Monday, June 25, 2012

RBI hikes FII limit in G-Secs to $20 b

 A.K.Sharma

To attract dollars and stabilise the depreciating rupee, the RBI has opened up access to offshore debt to Indian companies in manufacturing and infrastructure sectors.
It has also upped the FII investment limit in Government Securities market.
These measures, announced by the Reserve Bank of India in consultation with the Government, come just a day before the Finance Minister, Mr Pranab Mukherjee, bows out as a Cabinet Minister to contest the Presidential elections.
Markets disappointed
The markets — equity and forex markets — were, however, unimpressed by the measures announced to stabilise the rupee.
The BSE Sensex was down about 100 points and the rupee was trading at 56.80 to the dollar, off the intraday high of 56.30, at around 15.20 hours.
ECB limit
According to the RBI, Indian companies in manufacturing and infrastructure sectors, who have foreign exchange earnings, can avail themselves of external commercial borrowings (ECBs) for repayment of outstanding rupee loans.
These loans should have been taken for capital expenditure and/or fresh rupee capital expenditure under the approval route.
The RBI said that the overall ceiling for such ECBs would be $10 billion.
FII limit in G-Secs
The existing limit for investment by the Securities and Exchange Board of India (SEBI) registered foreign institutional investors (FIIs) in Government securities (G-Secs) has been enhanced by a further amount of $5 billion.
This would take the overall limit for FII investment in G-Secs from $15 billion to $20 billion.
Broadbase investors in G-Secs market
In order to broadbase the non-resident investor base for G-Secs, long-term investors like sovereign wealth funds, multilateral agencies, endowment funds, insurance funds, pension funds and foreign central banks will also be allowed to invest in G-Secs for the entire limit of $20 billion.

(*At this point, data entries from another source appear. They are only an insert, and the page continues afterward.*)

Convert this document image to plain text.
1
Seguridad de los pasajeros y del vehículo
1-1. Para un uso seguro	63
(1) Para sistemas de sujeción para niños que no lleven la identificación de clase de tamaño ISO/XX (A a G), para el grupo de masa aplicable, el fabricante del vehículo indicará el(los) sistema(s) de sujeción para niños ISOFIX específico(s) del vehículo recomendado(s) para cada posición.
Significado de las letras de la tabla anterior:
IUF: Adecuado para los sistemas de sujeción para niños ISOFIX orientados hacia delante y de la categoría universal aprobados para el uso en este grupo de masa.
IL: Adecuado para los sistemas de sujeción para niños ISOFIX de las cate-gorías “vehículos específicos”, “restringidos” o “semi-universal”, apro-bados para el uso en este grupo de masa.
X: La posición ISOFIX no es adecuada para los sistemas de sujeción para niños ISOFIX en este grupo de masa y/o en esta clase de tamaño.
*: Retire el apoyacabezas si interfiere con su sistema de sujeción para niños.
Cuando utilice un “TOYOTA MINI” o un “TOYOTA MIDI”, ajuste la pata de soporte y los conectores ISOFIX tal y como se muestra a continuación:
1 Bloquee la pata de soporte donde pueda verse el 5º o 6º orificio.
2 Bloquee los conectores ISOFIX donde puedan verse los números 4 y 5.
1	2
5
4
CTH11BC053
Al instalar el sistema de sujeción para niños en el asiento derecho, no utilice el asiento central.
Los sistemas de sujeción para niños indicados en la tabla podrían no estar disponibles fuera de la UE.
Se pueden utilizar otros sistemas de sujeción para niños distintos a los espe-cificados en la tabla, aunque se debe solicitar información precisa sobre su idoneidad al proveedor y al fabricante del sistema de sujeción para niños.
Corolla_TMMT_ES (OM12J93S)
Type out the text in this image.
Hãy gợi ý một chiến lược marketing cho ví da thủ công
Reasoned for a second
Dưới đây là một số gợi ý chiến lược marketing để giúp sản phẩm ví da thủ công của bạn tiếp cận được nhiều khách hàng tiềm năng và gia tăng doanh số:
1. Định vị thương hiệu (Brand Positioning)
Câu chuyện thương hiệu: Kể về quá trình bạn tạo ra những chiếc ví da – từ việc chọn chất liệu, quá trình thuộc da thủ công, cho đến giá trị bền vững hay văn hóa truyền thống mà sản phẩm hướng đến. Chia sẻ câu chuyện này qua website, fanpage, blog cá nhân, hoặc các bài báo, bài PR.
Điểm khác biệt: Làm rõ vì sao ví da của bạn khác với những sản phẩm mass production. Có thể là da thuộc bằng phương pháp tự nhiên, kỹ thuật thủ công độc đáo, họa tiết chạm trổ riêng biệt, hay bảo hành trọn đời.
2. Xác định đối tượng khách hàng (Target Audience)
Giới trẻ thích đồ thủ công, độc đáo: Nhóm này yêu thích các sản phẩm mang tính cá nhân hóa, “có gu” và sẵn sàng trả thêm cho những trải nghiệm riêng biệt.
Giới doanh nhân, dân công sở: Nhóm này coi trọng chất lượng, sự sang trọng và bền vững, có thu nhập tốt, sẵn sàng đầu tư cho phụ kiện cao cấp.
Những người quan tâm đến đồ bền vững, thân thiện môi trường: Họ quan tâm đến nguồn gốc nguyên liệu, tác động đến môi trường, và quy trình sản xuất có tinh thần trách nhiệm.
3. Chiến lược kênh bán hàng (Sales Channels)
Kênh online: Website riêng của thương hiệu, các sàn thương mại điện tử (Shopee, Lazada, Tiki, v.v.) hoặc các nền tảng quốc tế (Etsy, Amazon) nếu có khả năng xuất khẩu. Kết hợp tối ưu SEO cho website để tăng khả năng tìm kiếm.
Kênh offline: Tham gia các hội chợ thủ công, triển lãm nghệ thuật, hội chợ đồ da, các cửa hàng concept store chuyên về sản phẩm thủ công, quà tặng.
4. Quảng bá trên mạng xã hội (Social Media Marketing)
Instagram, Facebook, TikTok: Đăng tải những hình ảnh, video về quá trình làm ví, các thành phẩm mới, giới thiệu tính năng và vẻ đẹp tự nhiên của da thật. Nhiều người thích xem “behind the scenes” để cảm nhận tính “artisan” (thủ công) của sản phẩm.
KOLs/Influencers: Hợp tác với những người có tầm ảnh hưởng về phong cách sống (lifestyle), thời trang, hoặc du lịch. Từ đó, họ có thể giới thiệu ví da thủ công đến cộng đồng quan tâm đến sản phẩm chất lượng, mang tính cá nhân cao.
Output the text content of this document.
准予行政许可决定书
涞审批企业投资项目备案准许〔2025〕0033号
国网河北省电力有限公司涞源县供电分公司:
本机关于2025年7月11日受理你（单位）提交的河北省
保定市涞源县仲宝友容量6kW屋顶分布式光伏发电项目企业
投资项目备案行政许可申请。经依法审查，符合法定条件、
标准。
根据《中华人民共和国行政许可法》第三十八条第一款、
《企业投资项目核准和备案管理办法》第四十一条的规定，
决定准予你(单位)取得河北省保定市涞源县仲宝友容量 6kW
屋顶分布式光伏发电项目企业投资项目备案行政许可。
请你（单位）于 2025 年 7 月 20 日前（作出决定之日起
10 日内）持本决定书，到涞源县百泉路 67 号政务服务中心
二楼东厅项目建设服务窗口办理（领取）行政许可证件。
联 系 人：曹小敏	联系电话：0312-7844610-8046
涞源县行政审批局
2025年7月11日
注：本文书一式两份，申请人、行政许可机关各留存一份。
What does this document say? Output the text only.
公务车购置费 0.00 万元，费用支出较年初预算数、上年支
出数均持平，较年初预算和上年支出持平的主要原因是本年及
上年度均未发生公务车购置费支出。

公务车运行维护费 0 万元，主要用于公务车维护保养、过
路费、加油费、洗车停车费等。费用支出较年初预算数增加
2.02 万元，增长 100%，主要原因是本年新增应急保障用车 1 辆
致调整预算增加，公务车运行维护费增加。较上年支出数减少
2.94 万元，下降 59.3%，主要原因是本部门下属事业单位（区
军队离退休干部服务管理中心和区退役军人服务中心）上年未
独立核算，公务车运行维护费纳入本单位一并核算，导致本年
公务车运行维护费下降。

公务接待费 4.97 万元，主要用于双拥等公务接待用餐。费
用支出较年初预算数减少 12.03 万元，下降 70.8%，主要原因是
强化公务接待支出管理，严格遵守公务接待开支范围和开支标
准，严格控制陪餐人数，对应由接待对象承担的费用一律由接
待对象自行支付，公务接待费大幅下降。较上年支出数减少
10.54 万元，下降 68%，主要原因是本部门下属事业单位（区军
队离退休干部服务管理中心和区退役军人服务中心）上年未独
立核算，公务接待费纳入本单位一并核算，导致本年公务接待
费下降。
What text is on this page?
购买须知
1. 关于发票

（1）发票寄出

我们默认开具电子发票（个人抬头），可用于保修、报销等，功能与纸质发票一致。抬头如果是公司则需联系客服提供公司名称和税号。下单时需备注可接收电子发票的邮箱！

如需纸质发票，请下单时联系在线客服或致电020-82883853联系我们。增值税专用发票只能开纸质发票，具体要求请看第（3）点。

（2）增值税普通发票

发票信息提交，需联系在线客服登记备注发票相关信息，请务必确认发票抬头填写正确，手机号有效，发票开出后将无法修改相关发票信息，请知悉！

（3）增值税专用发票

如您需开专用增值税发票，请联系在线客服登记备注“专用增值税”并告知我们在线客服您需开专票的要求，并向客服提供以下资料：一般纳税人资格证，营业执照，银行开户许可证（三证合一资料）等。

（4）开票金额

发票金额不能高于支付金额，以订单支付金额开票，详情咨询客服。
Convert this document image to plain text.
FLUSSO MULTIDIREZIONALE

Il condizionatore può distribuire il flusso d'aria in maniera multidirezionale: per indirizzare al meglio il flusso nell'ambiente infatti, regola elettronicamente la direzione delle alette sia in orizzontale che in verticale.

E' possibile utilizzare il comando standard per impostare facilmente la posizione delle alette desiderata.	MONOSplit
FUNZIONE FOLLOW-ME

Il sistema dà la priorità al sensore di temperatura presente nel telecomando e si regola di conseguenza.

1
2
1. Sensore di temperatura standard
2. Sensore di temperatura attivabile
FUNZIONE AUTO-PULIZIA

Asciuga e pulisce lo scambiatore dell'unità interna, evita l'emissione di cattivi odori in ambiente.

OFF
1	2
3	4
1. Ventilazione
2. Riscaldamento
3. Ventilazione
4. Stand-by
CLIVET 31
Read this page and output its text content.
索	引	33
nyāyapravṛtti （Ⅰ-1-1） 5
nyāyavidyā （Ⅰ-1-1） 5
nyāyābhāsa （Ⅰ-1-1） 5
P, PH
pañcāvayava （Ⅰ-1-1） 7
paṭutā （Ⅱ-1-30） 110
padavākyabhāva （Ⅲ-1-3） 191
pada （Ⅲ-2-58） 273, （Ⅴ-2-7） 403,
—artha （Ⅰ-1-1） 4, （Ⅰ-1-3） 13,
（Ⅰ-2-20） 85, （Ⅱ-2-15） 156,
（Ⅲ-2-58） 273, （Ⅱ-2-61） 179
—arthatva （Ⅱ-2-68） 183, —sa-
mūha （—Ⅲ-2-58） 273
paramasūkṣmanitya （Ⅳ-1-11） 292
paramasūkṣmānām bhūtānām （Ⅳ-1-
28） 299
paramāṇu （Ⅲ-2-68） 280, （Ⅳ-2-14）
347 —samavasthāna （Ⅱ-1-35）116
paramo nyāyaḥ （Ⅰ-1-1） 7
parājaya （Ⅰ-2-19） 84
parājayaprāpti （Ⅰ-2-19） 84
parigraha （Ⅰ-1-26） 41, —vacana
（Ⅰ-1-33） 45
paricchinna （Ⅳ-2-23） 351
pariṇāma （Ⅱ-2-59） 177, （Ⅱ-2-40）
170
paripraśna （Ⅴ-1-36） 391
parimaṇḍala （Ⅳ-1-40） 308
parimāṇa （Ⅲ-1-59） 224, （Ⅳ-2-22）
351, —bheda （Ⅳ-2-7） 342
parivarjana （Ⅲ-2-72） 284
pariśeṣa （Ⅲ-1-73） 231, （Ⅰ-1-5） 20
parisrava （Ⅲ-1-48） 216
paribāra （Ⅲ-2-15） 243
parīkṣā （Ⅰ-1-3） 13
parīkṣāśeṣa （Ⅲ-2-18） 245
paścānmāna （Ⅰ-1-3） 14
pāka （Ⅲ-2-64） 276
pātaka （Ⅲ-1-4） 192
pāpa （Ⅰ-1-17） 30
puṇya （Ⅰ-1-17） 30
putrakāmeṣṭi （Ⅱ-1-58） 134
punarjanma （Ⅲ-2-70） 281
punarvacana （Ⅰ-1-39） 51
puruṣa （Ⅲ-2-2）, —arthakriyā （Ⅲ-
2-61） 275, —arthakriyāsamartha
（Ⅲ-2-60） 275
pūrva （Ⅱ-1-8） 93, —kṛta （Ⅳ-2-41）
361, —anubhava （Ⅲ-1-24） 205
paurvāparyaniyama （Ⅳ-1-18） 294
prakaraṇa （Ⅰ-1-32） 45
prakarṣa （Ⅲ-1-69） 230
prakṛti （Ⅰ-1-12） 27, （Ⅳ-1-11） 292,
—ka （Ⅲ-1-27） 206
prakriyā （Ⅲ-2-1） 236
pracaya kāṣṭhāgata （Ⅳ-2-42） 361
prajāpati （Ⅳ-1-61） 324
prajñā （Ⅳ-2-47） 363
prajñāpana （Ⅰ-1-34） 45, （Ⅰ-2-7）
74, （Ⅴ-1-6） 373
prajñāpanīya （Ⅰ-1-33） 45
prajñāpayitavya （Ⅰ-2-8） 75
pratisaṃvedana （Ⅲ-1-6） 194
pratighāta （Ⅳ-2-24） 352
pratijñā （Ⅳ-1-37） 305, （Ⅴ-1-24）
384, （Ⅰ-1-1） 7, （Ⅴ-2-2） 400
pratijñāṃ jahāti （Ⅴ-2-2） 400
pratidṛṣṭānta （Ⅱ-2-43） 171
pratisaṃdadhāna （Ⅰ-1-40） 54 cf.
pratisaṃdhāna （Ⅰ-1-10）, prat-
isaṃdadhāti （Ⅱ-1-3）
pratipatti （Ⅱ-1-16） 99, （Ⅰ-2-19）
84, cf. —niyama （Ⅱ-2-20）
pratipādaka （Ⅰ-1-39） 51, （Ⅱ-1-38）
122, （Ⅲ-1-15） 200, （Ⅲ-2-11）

These entities will have to register themselves with SEBI.
The sub-limit of $10 billion (against existing $5 billion with a residual maturity of five years and additional limit of $5 billion) would have the residual maturity of three years.
IDFs and QFIs
The terms and conditions for the scheme for FII investment in infrastructure debt and the scheme for non-resident investment in Infrastructure Development Funds (IDFs) have been further rationalised in terms of lock-in period and residual maturity, the RBI said.
However, it did not elaborate on the steps taken on this front.
Further, Qualified Foreign Investors (QFIs) can now invest in those mutual fund schemes that hold at least 25 per cent of their assets (either in debt or in equity or both) in infrastructure sector under the current $3 billion sub-limit for investment in mutual funds related to infrastructure.